“Because Joey asks it—because it will ease his mind,” I heard her choked voice stammer, “only because of that, Mr. Dale—only for Joey’s sake as you say—I promise if—if you need me—” she came to a dead stop.
“To marry me, Wanza.”
“For Joey’s sake, Mr. Dale.”
“There, Joey!” I shook up his pillow and laid him gently back. “It is all settled, lad. Go to sleep now.”

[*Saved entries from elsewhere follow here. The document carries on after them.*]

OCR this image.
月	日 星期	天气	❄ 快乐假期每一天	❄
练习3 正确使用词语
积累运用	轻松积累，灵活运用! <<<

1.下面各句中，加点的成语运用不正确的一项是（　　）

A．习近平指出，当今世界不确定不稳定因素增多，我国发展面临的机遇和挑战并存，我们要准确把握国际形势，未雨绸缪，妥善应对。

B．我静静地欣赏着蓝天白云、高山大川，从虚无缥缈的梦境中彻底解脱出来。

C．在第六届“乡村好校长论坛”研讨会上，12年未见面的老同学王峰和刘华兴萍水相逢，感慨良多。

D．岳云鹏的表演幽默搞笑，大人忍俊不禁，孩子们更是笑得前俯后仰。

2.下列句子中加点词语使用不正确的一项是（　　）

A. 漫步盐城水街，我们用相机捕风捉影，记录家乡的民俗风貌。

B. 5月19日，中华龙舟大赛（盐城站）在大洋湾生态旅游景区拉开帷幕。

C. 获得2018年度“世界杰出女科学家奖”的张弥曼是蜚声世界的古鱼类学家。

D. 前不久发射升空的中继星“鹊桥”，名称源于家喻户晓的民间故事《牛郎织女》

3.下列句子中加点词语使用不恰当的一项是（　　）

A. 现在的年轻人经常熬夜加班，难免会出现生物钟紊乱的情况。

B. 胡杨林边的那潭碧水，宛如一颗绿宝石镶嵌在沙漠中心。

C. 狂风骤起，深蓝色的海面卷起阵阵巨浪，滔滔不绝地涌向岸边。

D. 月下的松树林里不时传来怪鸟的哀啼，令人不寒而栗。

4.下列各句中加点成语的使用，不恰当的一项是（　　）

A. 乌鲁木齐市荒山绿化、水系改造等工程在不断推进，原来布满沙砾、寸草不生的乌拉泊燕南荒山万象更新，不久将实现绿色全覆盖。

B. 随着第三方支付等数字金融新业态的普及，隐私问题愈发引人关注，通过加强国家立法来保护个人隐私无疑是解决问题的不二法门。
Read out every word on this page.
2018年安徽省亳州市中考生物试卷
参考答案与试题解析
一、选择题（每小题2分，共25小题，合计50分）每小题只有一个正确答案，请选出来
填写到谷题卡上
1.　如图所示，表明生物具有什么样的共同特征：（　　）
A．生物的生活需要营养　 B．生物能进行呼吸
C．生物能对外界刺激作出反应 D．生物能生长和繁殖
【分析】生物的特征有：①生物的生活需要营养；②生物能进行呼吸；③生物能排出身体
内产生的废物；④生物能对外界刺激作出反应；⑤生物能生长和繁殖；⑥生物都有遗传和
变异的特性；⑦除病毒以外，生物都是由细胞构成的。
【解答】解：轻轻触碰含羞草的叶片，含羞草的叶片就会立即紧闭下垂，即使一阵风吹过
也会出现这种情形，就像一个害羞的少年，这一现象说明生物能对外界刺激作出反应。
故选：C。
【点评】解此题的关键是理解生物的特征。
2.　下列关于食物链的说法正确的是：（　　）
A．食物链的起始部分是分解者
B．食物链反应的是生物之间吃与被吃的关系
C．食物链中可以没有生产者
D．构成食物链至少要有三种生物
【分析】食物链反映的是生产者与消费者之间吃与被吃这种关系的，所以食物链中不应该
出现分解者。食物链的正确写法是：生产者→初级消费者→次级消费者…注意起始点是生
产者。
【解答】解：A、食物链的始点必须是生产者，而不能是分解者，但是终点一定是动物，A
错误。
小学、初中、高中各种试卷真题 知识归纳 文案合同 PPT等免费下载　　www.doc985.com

“Kiss me, once, Mr. David.”
I kissed him.
“Kiss Wanza, now.”
Weariness was heavy in his eyes, his voice was quavering and weak; and forgetting all else but his gratification, forgetting Mrs. Olds, propriety, the consequences of so rash an act, I took Wanza in my arms and kissed her lips, then stumbled blindly from the room.
CHAPTER XXVII
MY WONDER WOMAN
WHEN I saw Master Joey smiling at me wanly from his pillow the next morning, his fever gone, his eyes without the abnormal brightness of the previous two days, and heard his modest request for cornmeal flapjacks to be stirred up forthwith in the old yellow pitcher, my heart leaped into my throat for joy. I was so riotously happy that I went outside to the Dingle, and almost burst my throat with whistling a welcome to a lazuli-bunting, newly arrived from his winter sojourn in the south land. He was so azure-blue on his head and back, so tawny breasted, so clear a white on his underparts that he seemed like some wondrous jewel dropped from Paradise into the syringa thicket.